Una preghiera sulla spiaggia, un vescovo, alcuni parroci e sindaci, un centinaio di persone, un fiore gettato tra le onde. Così la diocesi calabrese di Oppido-Palmi ha voluto ricordare i mille migranti morti in mare nelle ultime settimane. E lo ha fatto proprio su una delle spiagge dove il mare ha restituito alcuni corpi.
Il momento di preghiera e riflessione è stato organizzato da don Salvatore Larocca, parroco della chiesa Matrice di Rosarno, con la collaborazione degli altri sacerdoti di Rosarno, San Ferdinando e Nicotera, come forte richiamo contro l’indifferenza. Il luogo scelto è simbolico, legato a storie secolari di migrazioni. È la Marina di Rosarno, foce del fiume Mesima, nella riserva naturale chiamata Carosello, un luogo di accoglienza: in passato ospitava il porto-emporio di Medma, citta della Magna Grecia, e dove, il 13 agosto 1400, fu ritrovata la sacra effige della Madonna di Patmos, la “Madonna nera”, come tanti dei migranti di oggi. A loro, ai troppi morti in mare, è dedicato il fiore bianco che il vescovo don Giuseppe Alberti ha affidato alle onde.
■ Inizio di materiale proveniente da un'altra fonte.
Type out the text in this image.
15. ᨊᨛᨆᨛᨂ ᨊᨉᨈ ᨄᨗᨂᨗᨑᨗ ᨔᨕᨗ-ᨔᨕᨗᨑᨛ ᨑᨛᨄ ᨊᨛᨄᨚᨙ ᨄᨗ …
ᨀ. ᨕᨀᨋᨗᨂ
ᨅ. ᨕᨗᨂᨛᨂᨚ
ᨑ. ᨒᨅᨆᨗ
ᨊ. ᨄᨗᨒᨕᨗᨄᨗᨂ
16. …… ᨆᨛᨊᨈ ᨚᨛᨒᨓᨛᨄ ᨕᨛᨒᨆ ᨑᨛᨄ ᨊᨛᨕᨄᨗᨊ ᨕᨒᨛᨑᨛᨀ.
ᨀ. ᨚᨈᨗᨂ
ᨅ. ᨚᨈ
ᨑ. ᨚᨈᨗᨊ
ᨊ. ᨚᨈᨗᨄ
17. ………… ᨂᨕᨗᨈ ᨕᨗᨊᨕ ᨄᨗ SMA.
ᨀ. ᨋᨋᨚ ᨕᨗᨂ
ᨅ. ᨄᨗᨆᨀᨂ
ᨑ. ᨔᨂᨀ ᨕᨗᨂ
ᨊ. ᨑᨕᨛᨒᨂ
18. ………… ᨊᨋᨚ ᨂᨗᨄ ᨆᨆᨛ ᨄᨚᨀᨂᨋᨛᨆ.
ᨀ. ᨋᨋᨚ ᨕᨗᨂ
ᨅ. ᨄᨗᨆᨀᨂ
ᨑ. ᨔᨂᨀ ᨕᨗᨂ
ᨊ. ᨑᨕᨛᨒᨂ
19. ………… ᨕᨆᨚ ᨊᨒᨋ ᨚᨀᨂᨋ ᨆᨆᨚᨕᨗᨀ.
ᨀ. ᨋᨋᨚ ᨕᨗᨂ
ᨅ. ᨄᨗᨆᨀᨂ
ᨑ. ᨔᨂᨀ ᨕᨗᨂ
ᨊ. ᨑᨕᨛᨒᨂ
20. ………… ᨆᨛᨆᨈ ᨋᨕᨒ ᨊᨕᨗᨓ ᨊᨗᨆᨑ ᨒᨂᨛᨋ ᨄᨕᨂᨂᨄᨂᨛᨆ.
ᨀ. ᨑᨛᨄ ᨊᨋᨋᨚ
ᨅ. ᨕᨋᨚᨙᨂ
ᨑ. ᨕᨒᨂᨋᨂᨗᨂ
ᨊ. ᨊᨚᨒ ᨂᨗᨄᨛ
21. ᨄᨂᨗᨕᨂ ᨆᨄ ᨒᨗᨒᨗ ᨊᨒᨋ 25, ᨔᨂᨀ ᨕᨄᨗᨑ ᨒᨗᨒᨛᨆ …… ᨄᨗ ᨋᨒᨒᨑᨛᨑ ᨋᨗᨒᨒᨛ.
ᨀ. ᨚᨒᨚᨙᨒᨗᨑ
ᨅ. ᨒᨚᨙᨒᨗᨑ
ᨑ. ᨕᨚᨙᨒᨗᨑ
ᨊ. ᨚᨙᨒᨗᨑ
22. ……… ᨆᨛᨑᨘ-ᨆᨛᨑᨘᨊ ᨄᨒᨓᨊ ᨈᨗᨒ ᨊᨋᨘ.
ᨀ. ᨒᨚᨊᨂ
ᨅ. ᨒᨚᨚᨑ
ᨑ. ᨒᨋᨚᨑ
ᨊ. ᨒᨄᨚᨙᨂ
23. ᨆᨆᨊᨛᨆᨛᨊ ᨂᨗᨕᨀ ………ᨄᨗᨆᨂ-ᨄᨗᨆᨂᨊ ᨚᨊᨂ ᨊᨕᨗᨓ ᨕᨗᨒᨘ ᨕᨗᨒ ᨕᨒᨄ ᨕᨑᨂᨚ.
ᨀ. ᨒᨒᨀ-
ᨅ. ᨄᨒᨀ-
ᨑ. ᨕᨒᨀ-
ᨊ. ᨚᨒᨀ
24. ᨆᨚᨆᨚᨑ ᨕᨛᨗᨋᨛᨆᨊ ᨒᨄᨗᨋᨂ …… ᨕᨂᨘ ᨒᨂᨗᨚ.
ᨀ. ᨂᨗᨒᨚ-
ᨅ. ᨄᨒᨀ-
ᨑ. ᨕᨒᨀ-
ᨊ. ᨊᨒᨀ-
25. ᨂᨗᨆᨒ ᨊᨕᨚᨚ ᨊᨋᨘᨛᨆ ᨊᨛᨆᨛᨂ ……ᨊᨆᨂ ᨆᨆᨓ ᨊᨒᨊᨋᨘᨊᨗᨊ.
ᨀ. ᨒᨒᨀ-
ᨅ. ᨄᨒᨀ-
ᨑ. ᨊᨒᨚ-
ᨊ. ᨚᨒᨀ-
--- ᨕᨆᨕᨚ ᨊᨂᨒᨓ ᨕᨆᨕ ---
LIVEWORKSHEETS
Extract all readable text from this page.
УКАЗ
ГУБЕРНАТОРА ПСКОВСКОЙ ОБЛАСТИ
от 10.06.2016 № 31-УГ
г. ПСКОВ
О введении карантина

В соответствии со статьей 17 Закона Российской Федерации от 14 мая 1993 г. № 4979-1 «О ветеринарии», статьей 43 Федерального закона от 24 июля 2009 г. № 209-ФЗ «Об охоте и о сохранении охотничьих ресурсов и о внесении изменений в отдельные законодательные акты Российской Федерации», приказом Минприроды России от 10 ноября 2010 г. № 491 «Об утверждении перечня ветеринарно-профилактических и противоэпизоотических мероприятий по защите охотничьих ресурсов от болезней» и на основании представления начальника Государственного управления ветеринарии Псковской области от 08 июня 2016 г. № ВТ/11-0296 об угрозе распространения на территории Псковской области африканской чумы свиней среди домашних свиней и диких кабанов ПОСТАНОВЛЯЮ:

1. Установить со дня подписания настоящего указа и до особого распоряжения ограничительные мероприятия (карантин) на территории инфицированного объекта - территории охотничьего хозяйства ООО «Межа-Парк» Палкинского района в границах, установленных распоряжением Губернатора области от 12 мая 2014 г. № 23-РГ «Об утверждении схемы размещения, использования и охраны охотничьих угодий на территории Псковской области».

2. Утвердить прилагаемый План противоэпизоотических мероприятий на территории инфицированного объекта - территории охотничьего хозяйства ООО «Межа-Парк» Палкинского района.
«Perché siamo venuti qui oggi?» ha chiesto il vescovo, e la sua risposta è una precisa accusa. «Vi invito a non considerare queste morti come una fatalità, non come vittime del destino, ma come una responsabilità collettiva che richiede scelte politiche e umane diverse. Siamo qui per chiedere perdono, non per peccati generici, ma per l’indifferenza verso chi muore in mare. Mettiamoci in ascolto: il mare ci sta parlando, anzi il mare sta gridando. Di fronte al suo grido, se subito restiamo in silenzio, subito dopo non possiamo tacere. I vescovi della Calabria, voce fuori coro, con la dichiarazione del 22 febbraio, hanno cercato di scuotere la nostra sonnolenza e disattenzione». Il riferimento è al documento dei vescovi calabresi nel quale veniva detto che «il mare ci chiede conto. Quei morti ci chiedono conto e noi non possiamo rispondere con il silenzio».
E Alberti riprende quelle parole. «Il mare ci chiede conto. Grande alleato, ponte, fonte di vita e di civiltà, può diventare anche una tomba. Il dramma di 70 mila morti in questo mare negli ultimi 30 anni ci interpella. Usare il cuore come criterio è importante. Passare all’altra riva, a volte, per qualcuno è una necessità di sopravvivenza, una speranza che accende i sogni anche quando molti si spengono in fondo al mare. Vogliamo imparare a guardare negli occhi le persone, condividere con loro storie di futuro e speranza».
Anche perché, ha aggiunto, «noi avremmo potuto essere al loro posto, attraversando il mare. Sapendo dei gravi pericoli, anche molti bambini subiscono questa tragica sorte. Non possiamo restare indifferenti», ha ripetuto. Parole forti come quelle, sempre del 22 febbraio, dell’arcivescovo di Palermo, don Corrado Lorefice, «un richiamo chiaro a sconvolgere il silenzio e a svegliare il sonno degli occhi di noi tutti, narcotizzati da scelte politiche che pianificano l’oblio di quanti continuano ad attraversare il mare in cerca di vita, di libertà, di pace, forti del diritto di ogni uomo e di ogni donna alla mobilità».
Parole e gesti, come quel fiore bianco affidato al mare. «La nostra presenza oggi è un piccolo segno – ha concluso Alberti –: non possiamo risolvere i problemi del mondo, ma possiamo assumere atteggiamenti concreti per arrivare all’altra riva. Dobbiamo combattere quella tremenda malattia che è l’indifferenza, avere uno sguardo profondo e il cuore di Dio, al di là di ogni appartenenza etnica, politica, religiosa o ideologica. Questo è il punto di partenza per un modo rinnovato di riconoscere la realtà».
Che ci dice come gli arrivi dei migranti sono diminuiti, ma sono aumentati i morti, 545 quelli accertati quest’anno dall’Oim, rispetto ai 144 dello stesso periodo del 2025. «La matematica umana ci fa andare indietro, ma ognuno di noi, nel nostro piccolo, può creare le condizioni affinché queste tragedie non accadano più – è stato l’appello del vescovo –. Chi è sepolto nel mare ci ascolta, ci guarda. Con questa disponibilità, non formale ma vera, stiamo compiendo un impegno di cristianità autentica e di umanità rinnovata. Il salvataggio in mare e l’attivazione dei corridoi umanitari rappresentano un modello di protezione, accoglienza e integrazione. Il fiore che gettiamo nel mare, pur nella sua infinitesima piccolezza, è un segno di memoria e di impegno. Le morti ci chiedono conto».